Dear Retraction Watch readers: Those of you signed up for our emails for every post may have wondered why we haven’t sent you any emails since Saturday. Well, it wasn’t because we didn’t want to. We had a technical glitch, which we’ve now fixed. Apologies for that, and here are links to the posts that appeared this week. We’re posting them in case you missed them. Thanks for reading!
- A court in Finland has ruled that universities must go through the court system if they want to revoke a degree.
- A mathematician has lost two publications that overlap substantially.
- A PLOS ONE paper about chronic pain plagiarized from multiple sources — 17, in fact.
- If authors duplicate portions of their own work in multiple papers — such as descriptions of methods, a boilerplate background to their field, etc. — should that be considered misconduct? Take our poll.
- Neuroscientists have retracted a research letter less than two months after it appeared, admitting they appeared to pass off others’ data as their own.
- An epilepsy researcher has received a retraction and a correction in quick succession, after a former colleague raised red flags about the work.

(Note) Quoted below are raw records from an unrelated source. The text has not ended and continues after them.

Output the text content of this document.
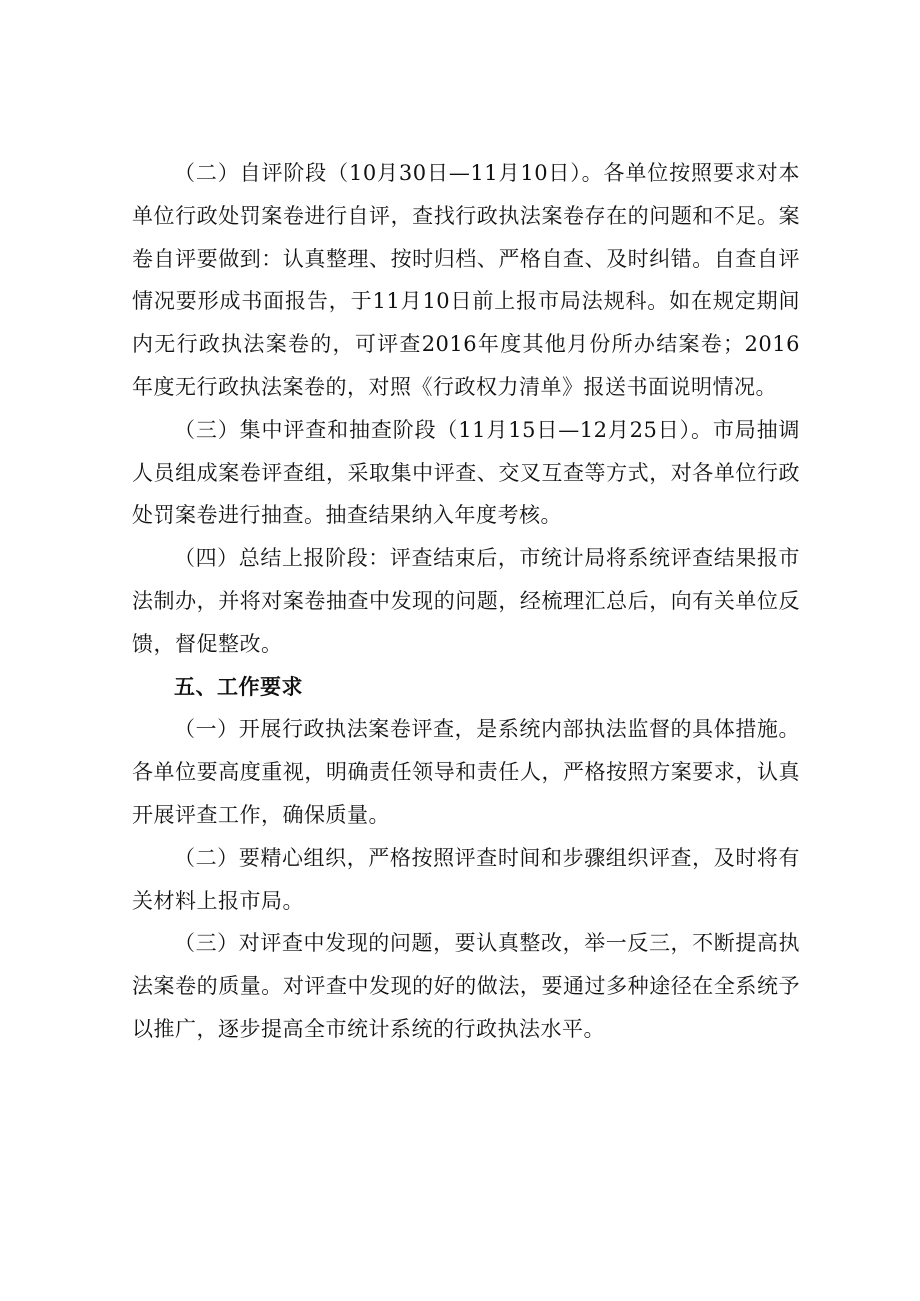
（二）自评阶段（10月30日—11月10日）。各单位按照要求对本单位行政处罚案卷进行自评，查找行政执法案卷存在的问题和不足。案卷自评要做到：认真整理、按时归档、严格自查、及时纠错。自查自评情况要形成书面报告，于11月10日前上报市局法规科。如在规定期间内无行政执法案卷的，可评查2016年度其他月份所办结案卷；2016年度无行政执法案卷的，对照《行政权力清单》报送书面说明情况。

（三）集中评查和抽查阶段（11月15日—12月25日）。市局抽调人员组成案卷评查组，采取集中评查、交叉互查等方式，对各单位行政处罚案卷进行抽查。抽查结果纳入年度考核。

（四）总结上报阶段：评查结束后，市统计局将系统评查结果报市法制办，并将对案卷抽查中发现的问题，经梳理汇总后，向有关单位反馈，督促整改。

五、工作要求

（一）开展行政执法案卷评查，是系统内部执法监督的具体措施。各单位要高度重视，明确责任领导和责任人，严格按照方案要求，认真开展评查工作，确保质量。

（二）要精心组织，严格按照评查时间和步骤组织评查，及时将有关材料上报市局。

（三）对评查中发现的问题，要认真整改，举一反三，不断提高执法案卷的质量。对评查中发现的好的做法，要通过多种途径在全系统予以推广，逐步提高全市统计系统的行政执法水平。
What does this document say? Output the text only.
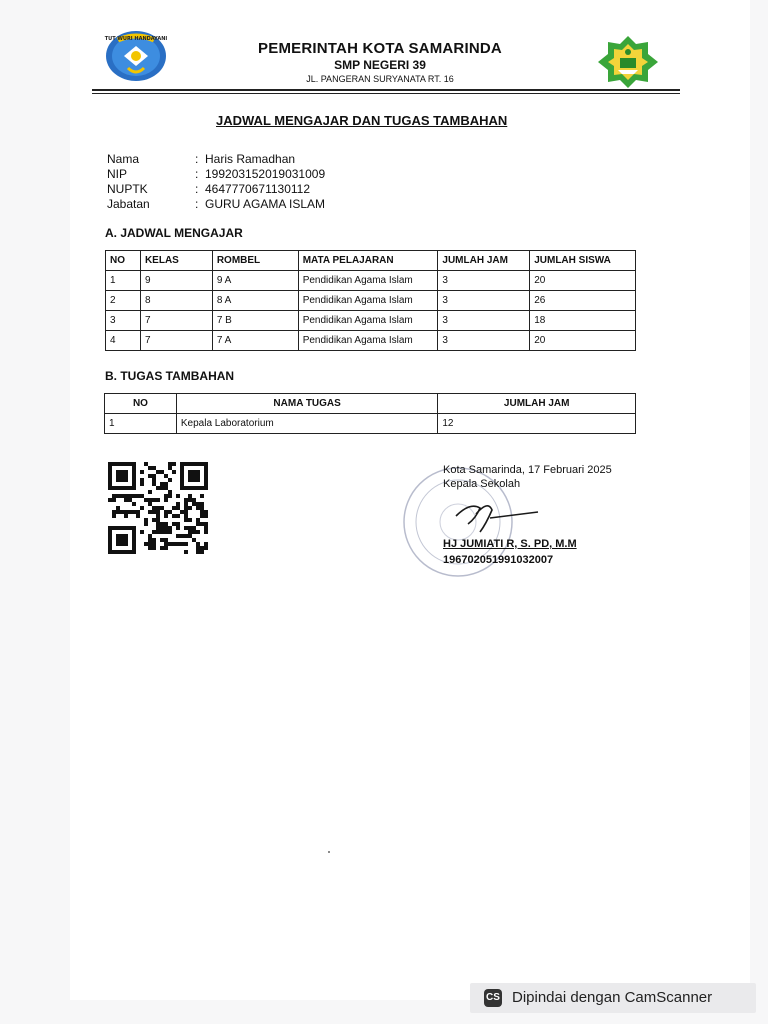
TUT WURI HANDAYANI
PEMERINTAH KOTA SAMARINDA
SMP NEGERI 39
JL. PANGERAN SURYANATA RT. 16
JADWAL MENGAJAR DAN TUGAS TAMBAHAN
Nama	: Haris Ramadhan
NIP	: 199203152019031009
NUPTK	: 4647770671130112
Jabatan	: GURU AGAMA ISLAM
A. JADWAL MENGAJAR
NO	KELAS	ROMBEL	MATA PELAJARAN	JUMLAH JAM	JUMLAH SISWA
1	9	9 A	Pendidikan Agama Islam	3	20
2	8	8 A	Pendidikan Agama Islam	3	26
3	7	7 B	Pendidikan Agama Islam	3	18
4	7	7 A	Pendidikan Agama Islam	3	20
B. TUGAS TAMBAHAN
NO	NAMA TUGAS	JUMLAH JAM
1	Kepala Laboratorium	12
Kota Samarinda, 17 Februari 2025
Kepala Sekolah
HJ JUMIATI R, S. PD, M.M
196702051991032007
CS Dipindai dengan CamScanner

- Authors reported on results of a lung cancer test — trouble was, the scanner didn’t arrive at their institution until years after the alleged tests.
- What is the difference between “reproducible” and “replicable”? And how does each relate to results that are “generalizable” and “robust”?
- An author has begun the process of taking legal action against a publisher for retracting his paper.
- A week after announcing that a researcher formerly at the University of Chicago had faked the results of more than 70 experiments, the U.S. Office of Research Integrity announced yesterday that one of his colleagues also falsified data.
- An investigation at Taipei Medical University found that an author made “serious mistakes” when preparing a manuscript.